When Alibaba reported its earnings yesterday, the cloud data got a bit buried in other stories, but it’s worth pointing out that its cloud business grew 93 percent in the most recent quarter to $710 million. That’s down a smidgen from the gaudy triple digit growth of last report, but their market share has doubled in just two years, and they are growing fast.

As John Dinsdale, principal analyst at Synergy Research, a firm that keeps a close eye on the cloud market points out, the dip in growth is all about the law of large numbers. Alibaba couldn’t sustain triple digit growth for long.

“Microsoft Azure and Google Cloud Platform have recently seen similar reductions in growth rates, and if you go back far enough in time, AWS did too. The key thing is that the market for cloud infrastructure services is now very big, yet is still growing by 50% per year — and the leading players are either maintaining or growing their market share,” he said.

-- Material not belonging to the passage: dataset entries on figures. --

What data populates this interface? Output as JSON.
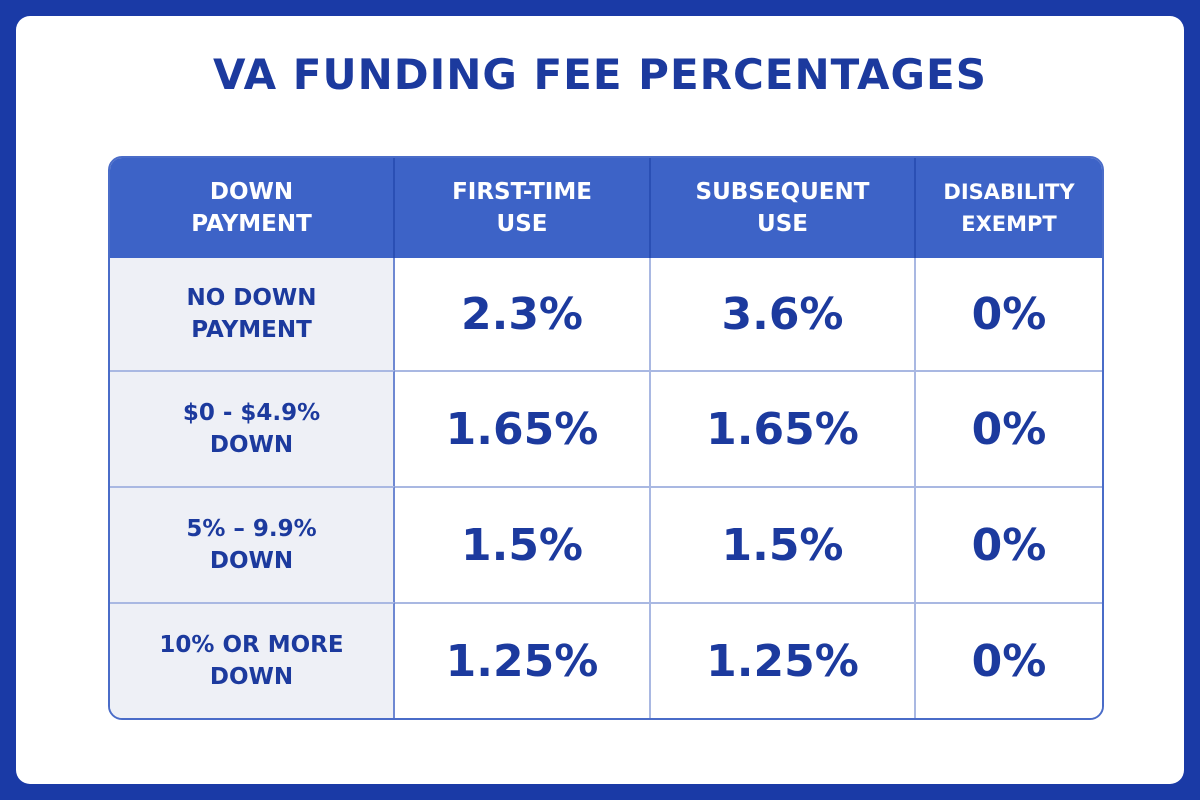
{
  "title": "VA FUNDING FEE PERCENTAGES",
  "headers": {
    "c0": [
      "DOWN",
      "PAYMENT"
    ],
    "c1": [
      "FIRST-TIME",
      "USE"
    ],
    "c2": [
      "SUBSEQUENT",
      "USE"
    ],
    "c3": [
      "DISABILITY",
      "EXEMPT"
    ]
  },
  "rows": [
    {
      "label": [
        "NO DOWN",
        "PAYMENT"
      ],
      "first_time": "2.3%",
      "subsequent": "3.6%",
      "exempt": "0%"
    },
    {
      "label": [
        "$0 - $4.9%",
        "DOWN"
      ],
      "first_time": "1.65%",
      "subsequent": "1.65%",
      "exempt": "0%"
    },
    {
      "label": [
        "5% – 9.9%",
        "DOWN"
      ],
      "first_time": "1.5%",
      "subsequent": "1.5%",
      "exempt": "0%"
    },
    {
      "label": [
        "10% OR MORE",
        "DOWN"
      ],
      "first_time": "1.25%",
      "subsequent": "1.25%",
      "exempt": "0%"
    }
  ],
  "colors": {
    "frame": "#1a3aa6",
    "header_bg": "#3d63c7",
    "text": "#1c3a9e",
    "label_bg": "#eef0f6"
  }
}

Back in 2015, when the Chinese eCommerce giant launched a big cloud push as part of an effort to expand beyond its eCommerce roots, Alibaba Cloud’s president Simon Hu bragged to Reuters, “Our goal is to overtake Amazon in four years, whether that’s in customers, technology, or worldwide scale.”

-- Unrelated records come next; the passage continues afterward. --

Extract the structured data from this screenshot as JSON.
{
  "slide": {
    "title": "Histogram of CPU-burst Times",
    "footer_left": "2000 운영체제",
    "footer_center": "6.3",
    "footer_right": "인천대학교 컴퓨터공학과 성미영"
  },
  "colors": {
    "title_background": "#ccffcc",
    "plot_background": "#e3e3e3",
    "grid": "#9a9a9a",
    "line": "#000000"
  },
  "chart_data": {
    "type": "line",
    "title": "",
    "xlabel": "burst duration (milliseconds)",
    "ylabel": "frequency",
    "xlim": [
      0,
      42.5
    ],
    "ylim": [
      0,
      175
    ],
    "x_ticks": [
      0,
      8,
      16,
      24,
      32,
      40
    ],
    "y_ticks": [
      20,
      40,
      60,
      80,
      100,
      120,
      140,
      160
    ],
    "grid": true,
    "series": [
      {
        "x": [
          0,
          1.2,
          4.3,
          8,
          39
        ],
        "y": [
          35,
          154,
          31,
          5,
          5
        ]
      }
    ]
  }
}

That is obviously not happening, but the company has managed to move the market share needle, doubling from just 2 percent of worldwide cloud infrastructure market share in 2016 to 4 percent today. That’s nothing to sneeze at, according to Dinsdale, but it’s also worth pointing out that most that business is in Asia, and of that, most of it is in its native China.

Like all its cloud competitors, the company is concentrating on some key technologies to drive that growth including big data analytics, artificial intelligence, security and Internet-of-Things, all of which are resource intensive and help grow revenue quickly.

To sustain its growth, however, Alibaba needs to begin to develop markets outside of China  and Asia. Dinsdale thinks that could happen as Chinese customers expand internationally. He also recognizes the political realities that the company faces as it tries to move into western markets. “Alibaba has what it takes to seriously challenge the top four cloud providers — despite some inevitable political headwinds that it will face,” he said.

While Alibaba might not reach the lofty heights of catching AWS any time soon, or probably ever, it has a good shot at IBM and Google Cloud Platform and for a company that just started taking the cloud market seriously in 2015, that’s amazing progress.